What happens when teachers announce a game-based learning platform instead of a worksheet? Exhilaration is expressed, no doubt! Most students have desires to interact with peers. Albert Bandura’s theory of social learning promotes the idea behind active, student-centered, motivation that is cooperative in a risk-free environment.
Early studies using games rarely addressed content, but related games to the social aspects of the interactions occurring between players while playing. Some of the newer studies also follow this trend. Researchers conclude that the construction of games provide the stimulus that students need to do necessary work, while using their creativity and deductive reasoning skills.
All aspects of reading should be addressed when evaluating a student’s progress. This includes the cognitive, affective, and textual areas of the reading process. The teacher must not forget to mind what the student is reading and the reader’s intent for reading it. Game-based instruction can function as an effective teaching strategy, learning instrument, and assessment tool. The games indicated high levels of affective, cognitive, and textual parameters.
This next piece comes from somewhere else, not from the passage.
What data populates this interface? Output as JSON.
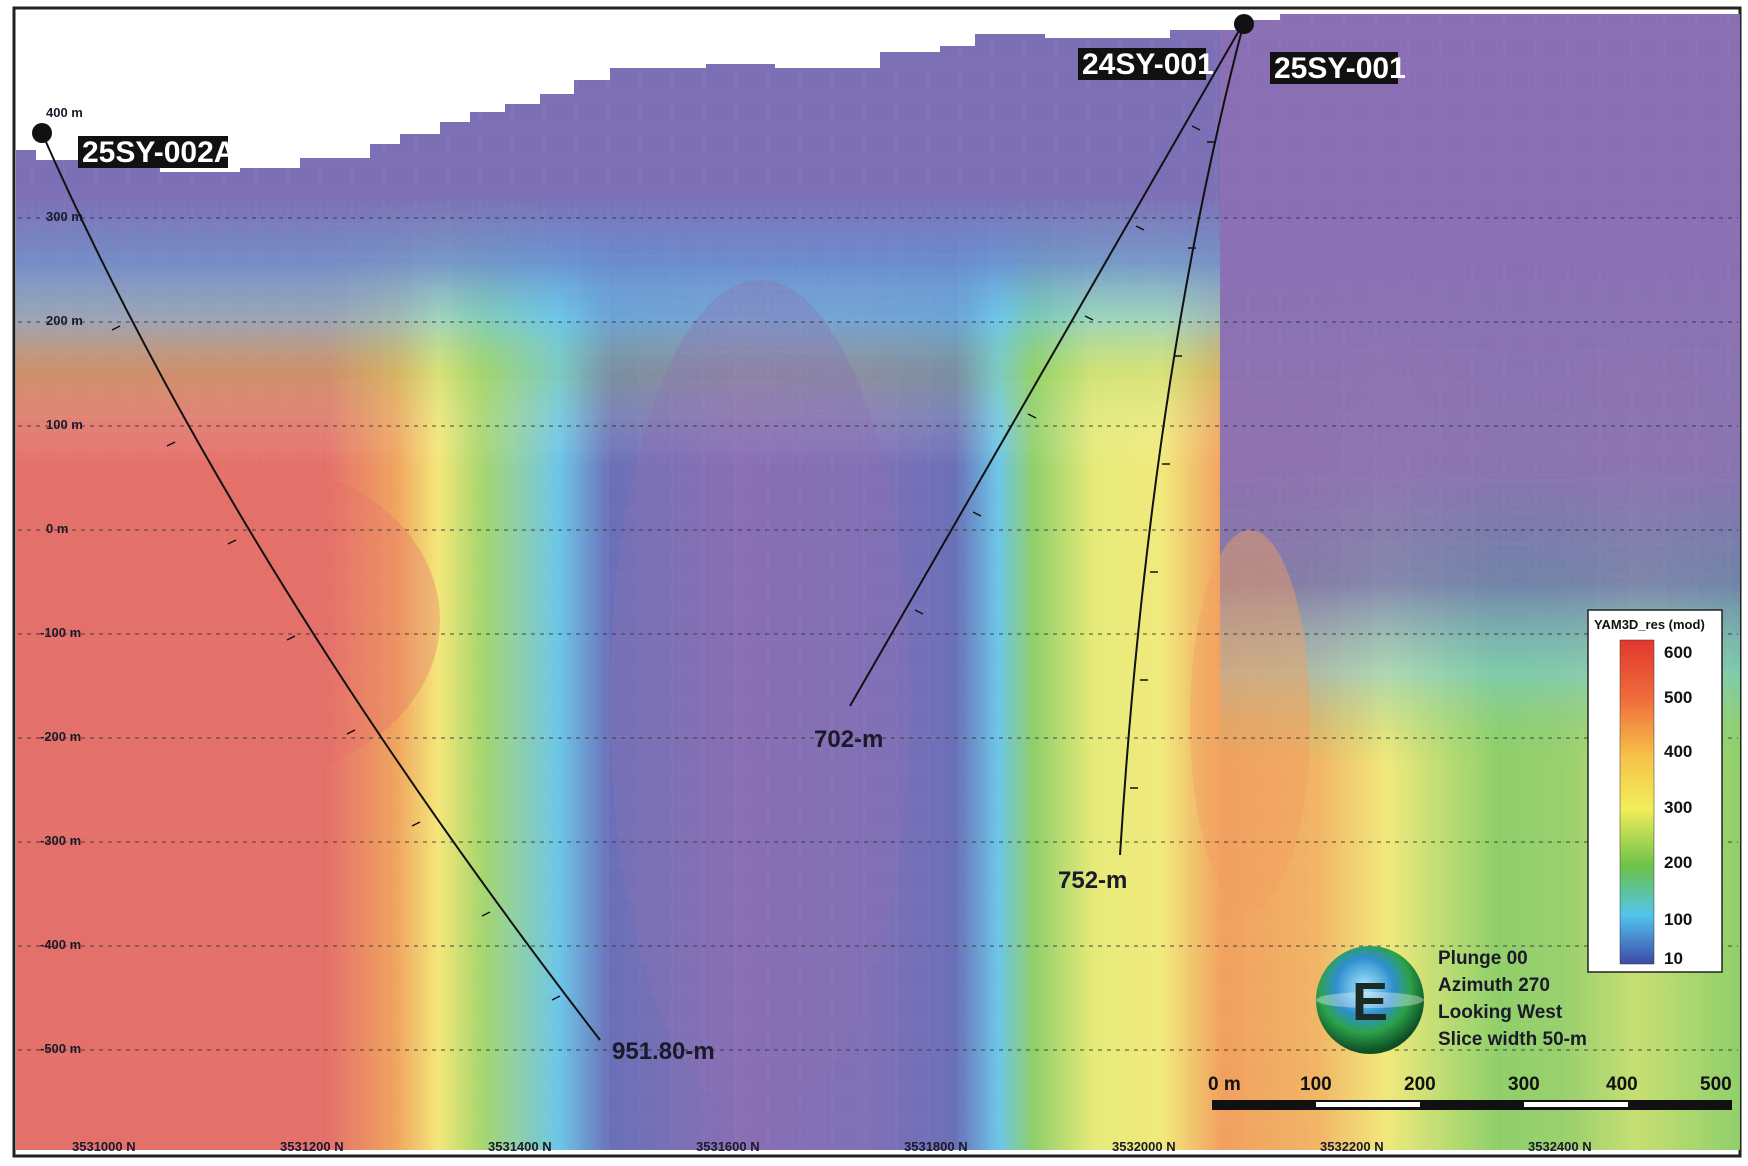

Games encourage collaboration, improve retention, promote student motivation, increase cognitive skills, and allow students to problem solve. Feedback from gaming is immediate and individualized. Students connect feedback to the level of effort they put into their thinking and problem solving. Sadly, there is still a good bit of fear and trepidation about game use. Simulation and games, which are proven techniques, have been shelved to collect dust. Teachers, by default, continue to teach the way they learned. It is not enough to replace the traditional worksheet and textbook with a computer screen. Games are more fun when they are dynamic. In order for real change to occur, games should provide more than an inquiry session. Purposeful and meaningful engagement within the gaming environment is important. Games should be user friendly, provide multiple reading levels, and offer multiple formats for practice and skill development.
Video games can provide a rigorous mental workout using the brain’s cognitive skills. Cognition is critical to problem solving, reasoning, attention, etc. Gamification transforms the learning environment to one that is engaging and stimulating. Exercising the mental capacities allows for cognitive growth and development in mental skills, attention, verbal fluency, executive control, and both short and long term memory skills.
The cognitive functions of the brain process in two ways: bottom-up and top-down. The bottom-up is driven by data, input, perceptions of the world, and remembering details and features about something. Top-down processes utilize schematic knowledge to assist in memory, decision-making, and perception. Video games provide a cyclical spin using both processes. In other words, the gamer/learner perceives and interacts with the video gaming environment (bottom-up). To win, the learner must problem-solve and use cognition to overcome the challenges (Top-down).
Many researchers would argue for gamification systems in schools. Game-based learning and reading comprehension have a great success rate. Data from studies support visual-attention, spatial awareness skills, multi-tasking, visual/short-term memory, attention capacity, visual processing, executive functioning skills, etc. In studies, the gamers out-performed those who were not gamers in the study.